AI can also be used to improve patient retention in clinical trials by leveraging predictive analytics tools. These tools use machine learning algorithms to analyze data from EHRs and other sources in order to accurately predict which patients are more likely to drop out or miss appointments during a trial. This allows researchers to take pre-emptive action by targeting at-risk patients with personalized interventions designed specifically for them—increasing the likelihood that they will remain enrolled in the study.

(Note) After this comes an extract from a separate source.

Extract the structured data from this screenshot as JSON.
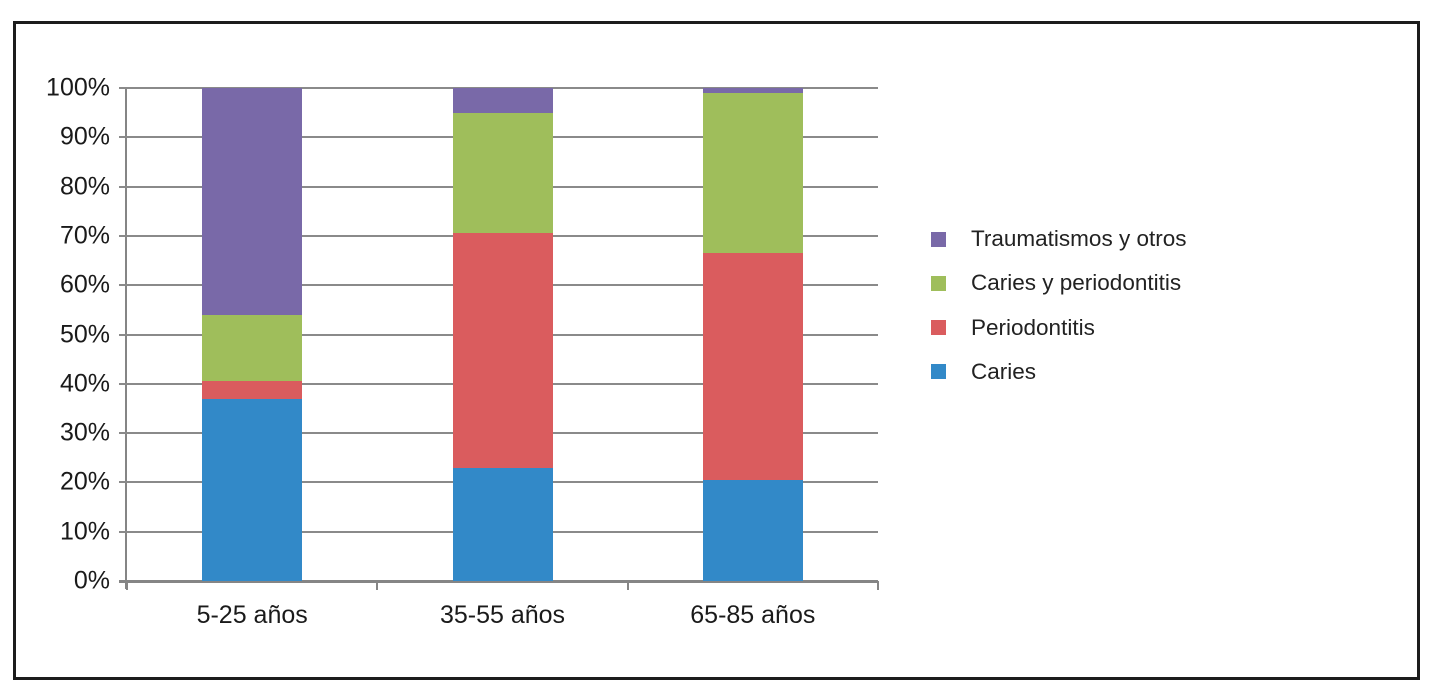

AI-Enabled Clinical Trial Management Solutions

Finally, AI can also be used to streamline other aspects of clinical trial management such as data collection and monitoring processes. For example, some AI-enabled solutions use facial recognition technology or voice recognition software to collect data from participants without requiring them to enter it manually into an app or website. This not only saves time but also reduces errors due to incorrect data entry. Additionally, some solutions leverage real-time monitoring capabilities that enable researchers to track participant adherence more closely and take corrective action when needed—thereby helping reduce attrition rates caused by poor compliance with protocols or procedures.

Conclusion

Artificial intelligence has tremendous potential when it comes to improving patient recruitment and retention rates in clinical trials. By leveraging AI-powered platforms for participant selection and retention strategies backed by predictive analytics tools, researchers can save time while ensuring accurate results—ultimately leading to better outcomes for both patients and sponsors alike! Ultimately, harnessing the power of AI could revolutionize the way we conduct clinical trials moving forward—making them faster and more efficient than ever before!

Communications automation is the future of clinical trials, happening now. Use Mosio mobile messaging software to improve engagement, adherence, and data collection in your clinical trials, available on every mobile device. Get a quote for any current or upcoming studies you have or contact us for a demo. 

Note: The titles, content and artwork for the articles in this series were all created by AI.